He was surprised, for all his attempts to conceal it.
"No?" said he. "Who, then? You are becoming interesting, Miss Butterworth."
This I thought I could afford to ignore.
"Yesterday," I proceeded, "I would have declared it to be Silly Rufus, in the face of God and man, but after what I saw in William's room during the hurried survey I gave it, I am inclined to doubt if the explanation we have to give to this affair is so simple as that would make it. Mr. Gryce, in one corner of that room, from which the victim had so lately been carried, was a pair of shoes that could never have been worn by any boy-tramp I have ever seen or known of."
"They were Loreen's, or possibly Lucetta's."
"No, Loreen and Lucetta both have trim feet, but these were the shoes of a child of ten, very dainty at that, and of a cut and make worn by women, or rather, I should say, by girls. Now, what do you make of that?"
He did not seem to know what to make of it. Tap, tap went his finger on his seasoned palm, and as I watched the slowness with which it fell, I said to myself, "I have proposed a problem this time that will tax even Mr. Gryce's powers of deduction."

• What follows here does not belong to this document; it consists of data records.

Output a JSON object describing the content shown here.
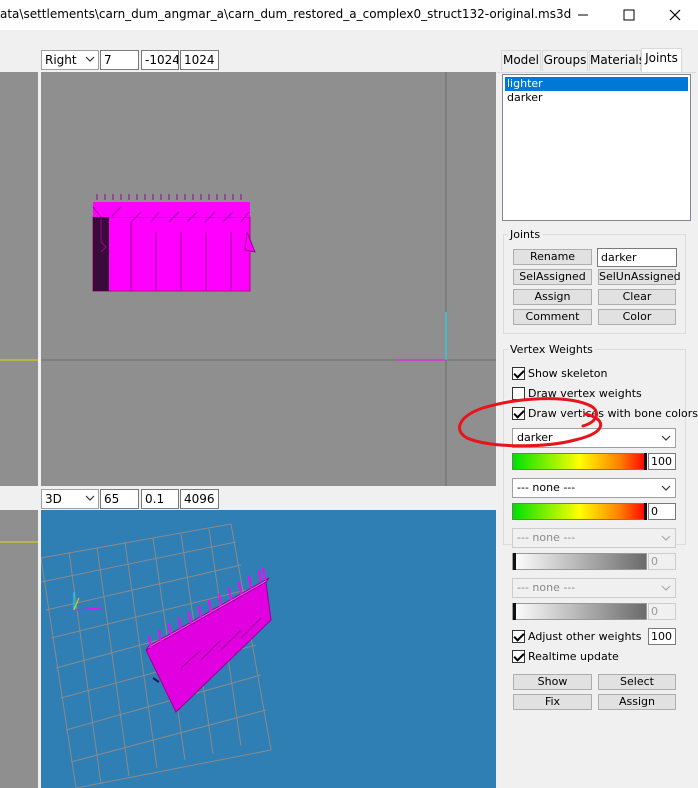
{
  "window": {
    "title": "ata\\settlements\\carn_dum_angmar_a\\carn_dum_restored_a_complex0_struct132-original.ms3d",
    "icons": [
      "minimize-icon",
      "maximize-icon",
      "close-icon"
    ]
  },
  "viewport_top": {
    "view_select": "Right",
    "field1": "7",
    "field2": "-1024",
    "field3": "1024"
  },
  "viewport_bottom": {
    "view_select": "3D",
    "field1": "65",
    "field2": "0.1",
    "field3": "4096"
  },
  "tabs": [
    {
      "label": "Model"
    },
    {
      "label": "Groups"
    },
    {
      "label": "Materials"
    },
    {
      "label": "Joints"
    }
  ],
  "joints_list": [
    {
      "label": "lighter",
      "selected": true
    },
    {
      "label": "darker",
      "selected": false
    }
  ],
  "joints_group": {
    "title": "Joints",
    "rename_label": "Rename",
    "name_value": "darker",
    "selassigned_label": "SelAssigned",
    "selunassigned_label": "SelUnAssigned",
    "assign_label": "Assign",
    "clear_label": "Clear",
    "comment_label": "Comment",
    "color_label": "Color"
  },
  "vertex_weights": {
    "title": "Vertex Weights",
    "show_skeleton": {
      "label": "Show skeleton",
      "checked": true
    },
    "draw_vertex_weights": {
      "label": "Draw vertex weights",
      "checked": false
    },
    "draw_vertices_bone_colors": {
      "label": "Draw vertices with bone colors",
      "checked": true
    },
    "bone1": {
      "value": "darker",
      "weight": "100",
      "fill": 1.0
    },
    "bone2": {
      "value": "--- none ---",
      "weight": "0",
      "fill": 1.0
    },
    "bone3": {
      "value": "--- none ---",
      "weight": "0",
      "disabled": true
    },
    "bone4": {
      "value": "--- none ---",
      "weight": "0",
      "disabled": true
    },
    "adjust_other": {
      "label": "Adjust other weights",
      "checked": true,
      "value": "100"
    },
    "realtime": {
      "label": "Realtime update",
      "checked": true
    },
    "show_label": "Show",
    "select_label": "Select",
    "fix_label": "Fix",
    "assign_label": "Assign"
  },
  "colors": {
    "viewport_gray": "#8f8f8f",
    "viewport_3d": "#2f7eb4",
    "model_magenta": "#ff00ff",
    "selection_blue": "#0078d7",
    "annotation_red": "#e8141c"
  }
}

And I had. It was minutes before he ventured an opinion, and then it was with a shade of doubt in his tone that I acknowledge to have felt some pride in producing.

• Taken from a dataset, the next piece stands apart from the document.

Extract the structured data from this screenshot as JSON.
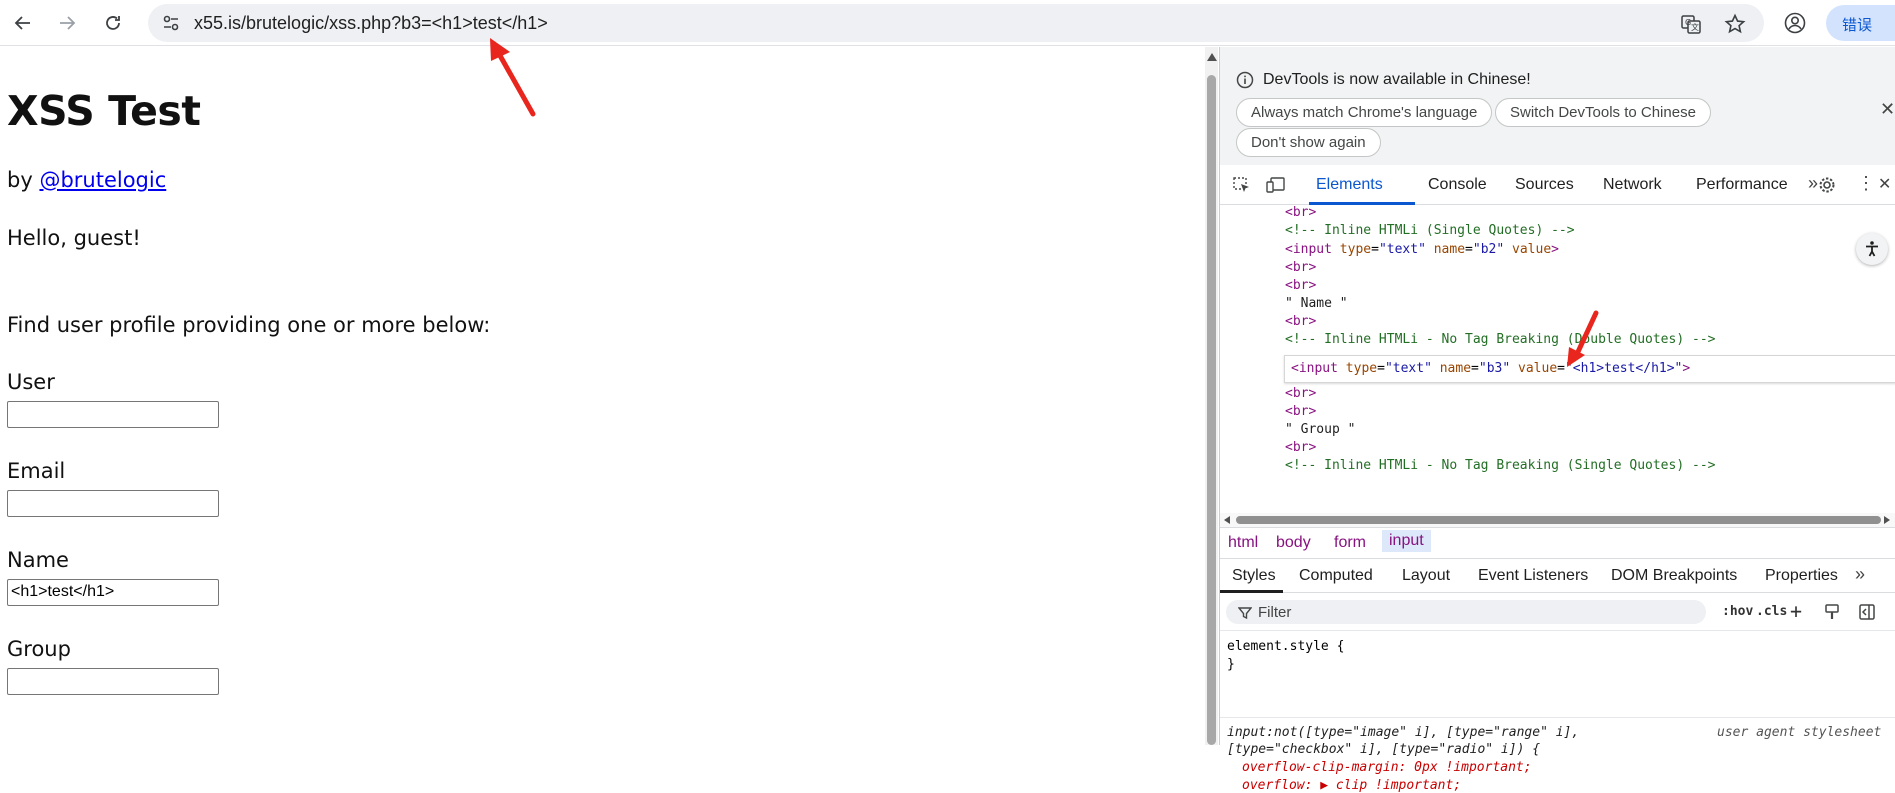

"They were Lucetta's shoes. The emotions under which you labored—very pardonable emotions, madam, considering the circumstances and the hour——"
"Excuse me," said I. "We do not want to waste a moment. I was excited, suitably and duly excited, or I would have been a stone. But I never lose my head under excitement, nor do I part with my sense of proportion. The shoes were not Lucetta's. She never wore any approaching them in smallness since her tenth year."